Interpreter Radio Show — September 5, 2021

The 5 September 2021 broadcast of the Interpreter Radio Show featured Neal Rappleye, Jasmin Rappleye ,and Hales Swift who discussed the possibility of Janus parallelism in the Book of Mormon and took a look at Lehi’s Trail in Arabia during the first half of the two-hour program. The second portion of the show was a roundtable discussing the upcoming Come Follow Me lesson #42 (D&C 115-120). The Interpreter Radio Show can be heard live and with commercial interruptions each Sunday evening from 7 to 9 PM (MDT), on K-TALK, AM 1640 and via the Internet at  In this archived form, which you can access at no charge, you will be spared those commercial interruptions.




I’ve also regrettably fallen behind regarding the sadly indispensable Neville-Neville Land blog.  So here are some links to helpful recent entries there:


“Please show us the receipts, Brother Neville”

““Inclusion” does not mean all theories are equal”

I might add, by the way, that Mr.

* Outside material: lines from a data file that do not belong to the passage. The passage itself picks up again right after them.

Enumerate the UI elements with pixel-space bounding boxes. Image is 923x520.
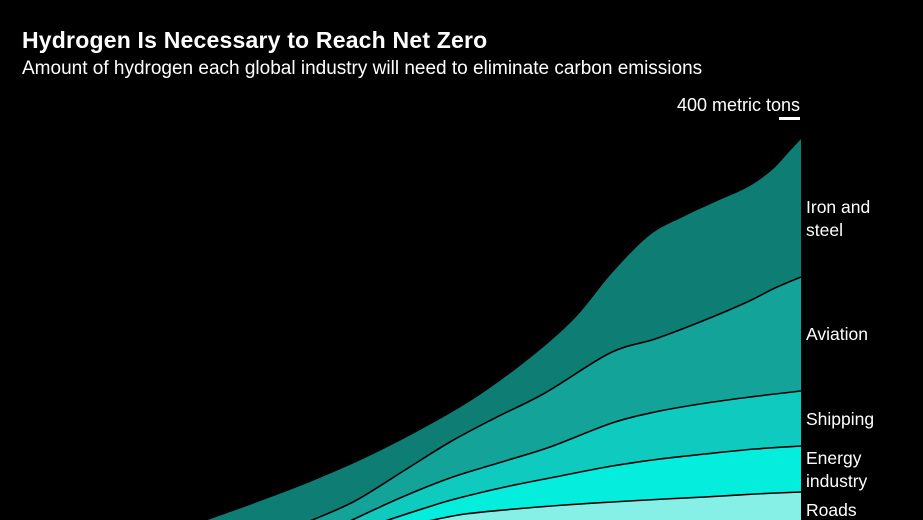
band-boundary-line	[385, 445, 802, 520]
band-boundary-line	[428, 491, 802, 520]
band-boundary-line	[350, 390, 802, 520]
series-label-shipping: Shipping	[806, 409, 875, 429]
series-label-iron-and-steel: Iron and steel	[806, 197, 871, 241]
area-band-roads	[432, 492, 801, 520]
series-label-energy-industry: Energy industry	[806, 448, 868, 492]
chart-title: Hydrogen Is Necessary to Reach Net Zero	[22, 27, 488, 53]
y-axis-tick-mark	[779, 117, 800, 120]
series-label-roads: Roads	[806, 500, 857, 520]
series-label-aviation: Aviation	[806, 324, 868, 344]
chart-subtitle: Amount of hydrogen each global industry …	[22, 58, 703, 79]
band-boundary-line	[310, 276, 802, 520]
y-axis-top-tick-label: 400 metric tons	[676, 95, 800, 115]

Jonathan Neville’s claim that we at the Interpreter Foundation “specifically and adamantly exclude” manuscript submissions from Heartlanders is flatly false.  We have never discussed, let alone decided to enforce, such a policy of exclusion.  The fact is that, to this point and to the best of my knowledge, we’ve received few if any manuscripts arguing for a Heartlander position.  We’ve certainly received none that our peer review process has deemed worthy of publication.  And that’s not our fault.  If we had received such a manuscript, we would have published it.

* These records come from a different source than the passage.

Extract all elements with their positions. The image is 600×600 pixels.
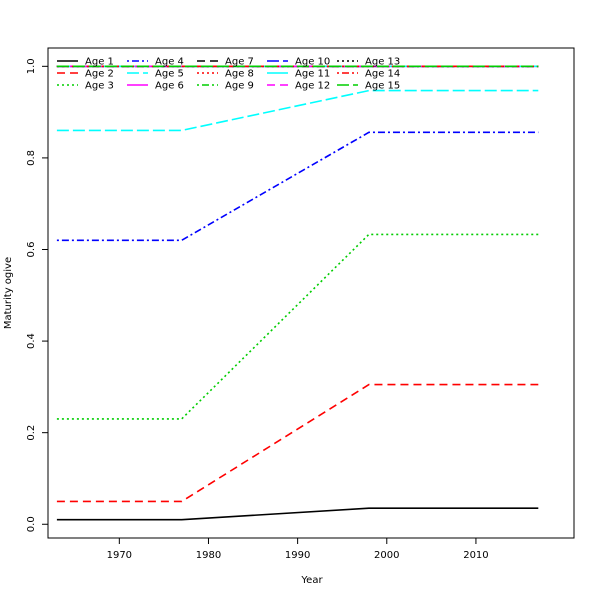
y-tick-label: 0.4: [26, 333, 37, 349]
y-tick-label: 1.0: [26, 58, 37, 74]
y-axis-title: Maturity ogive: [3, 257, 14, 329]
series-line-age-2: [56, 383, 539, 503]
x-tick-label: 2000: [374, 550, 399, 561]
y-axis: 0.0 0.2 0.4 0.6 0.8 1.0: [26, 58, 48, 532]
x-tick-label: 1970: [107, 550, 132, 561]
y-tick-label: 0.0: [26, 516, 37, 532]
legend-label-age-3: Age 3: [85, 81, 114, 92]
legend-label-age-9: Age 9: [225, 81, 254, 92]
series-line-age-1: [56, 507, 539, 521]
legend-label-age-7: Age 7: [225, 57, 254, 68]
x-tick-label: 1990: [285, 550, 310, 561]
y-tick-label: 0.8: [26, 150, 37, 166]
plot-frame: [47, 47, 575, 539]
legend-label-age-15: Age 15: [365, 81, 400, 92]
legend-label-age-5: Age 5: [155, 69, 184, 80]
legend-label-age-6: Age 6: [155, 81, 184, 92]
series-layer: [56, 65, 539, 521]
series-line-age-3: [56, 233, 539, 420]
x-axis-title: Year: [300, 575, 323, 586]
series-line-age-5: [56, 89, 539, 132]
x-tick-label: 2010: [463, 550, 488, 561]
x-axis: 1970 1980 1990 2000 2010: [107, 538, 489, 561]
y-tick-label: 0.6: [26, 242, 37, 258]
legend-label-age-8: Age 8: [225, 69, 254, 80]
legend-label-age-12: Age 12: [295, 81, 330, 92]
x-tick-label: 1980: [196, 550, 221, 561]
y-tick-label: 0.2: [26, 425, 37, 441]
series-line-age-4: [56, 131, 539, 242]
legend-label-age-4: Age 4: [155, 57, 184, 68]
legend-label-age-1: Age 1: [85, 57, 114, 68]
legend-label-age-2: Age 2: [85, 69, 114, 80]
legend-label-age-13: Age 13: [365, 57, 400, 68]
legend-label-age-14: Age 14: [365, 69, 400, 80]
legend-label-age-11: Age 11: [295, 69, 330, 80]
legend-label-age-10: Age 10: [295, 57, 330, 68]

Nobska Light, near Falmouth and Woods Hole, at the southwestern tip of Cape Cod, Massachusetts. overlooking Vineyard Sound  (Wikimedia Commons public domain photo)


We spent much of today exploring Cape Cod.  I think it’s only the second time that I’ve been there.  We stopped off, for example, at the Nobska Lighthouse, looking across at Martha’s Vineyard.  While there, we got into a lengthy and friendly conversation with a retired Catholic priest who is very familiar with the area.  He called our attention to a small trail near the lighthouse where a modest plaque and a bench overlook the sea, commemorating a young woman who had been married on that very spot in 1996 and who died aboard one of the hijacked jetliners of the September 11th terrorist attack.  She was only thirty-three years old.


Later, we had (by far) the freshest and best scallops I’ve ever eaten (at the Green Pond Fish Market in Falmouth), as well as a lengthy conversation with a retired building contractor at the adjacent outdoor table — I absolutely love meeting locals in places like this; he had a Massachusetts accent you could cut with a knife — and then drove out to take a look at the famous Kennedy compound at Hyannis Port.  It seems that Ethel Kennedy, Robert Kennedy’s widow, still lives in one of the houses there.  A bit of rich history; I didn’t even know that she was still alive.  Hyannis Port has been a presence in my mind since I was a child.  It was John F. Kennedy’s base for his presidential campaign and his “summer White House.”  As is surely the case with many Americans, the Kennedy family has been part of my personal history; President Kennedy’s assassination and the days of mourning and the funeral remain sharp early memories.  I even remember the Kennedy vs. Nixon debates and Senator Kennedy’s election.  And, of course, I was years older (and still living in the Los Angeles area) when Robert Kennedy was assassinated at the Ambassador Hotel.




Yesterday, by the way, we finished listening to Trevor Noah’s remarkable memoir Born a Crime: Stories from a South African Childhood.  His upbringing and childhood experience, I conclude, was quite different from mine.  Some will be put off by occasional crudeness and raw language, but I commend the book to your attention.  And, frankly, this is a case where the recording — done by Trevor Noah himself — may be even better than the printed book.  His reading is lively and excellent and often very funny, his South African accent is wonderful, and the way he does various indigenous African languages was absolutely fascinating to me.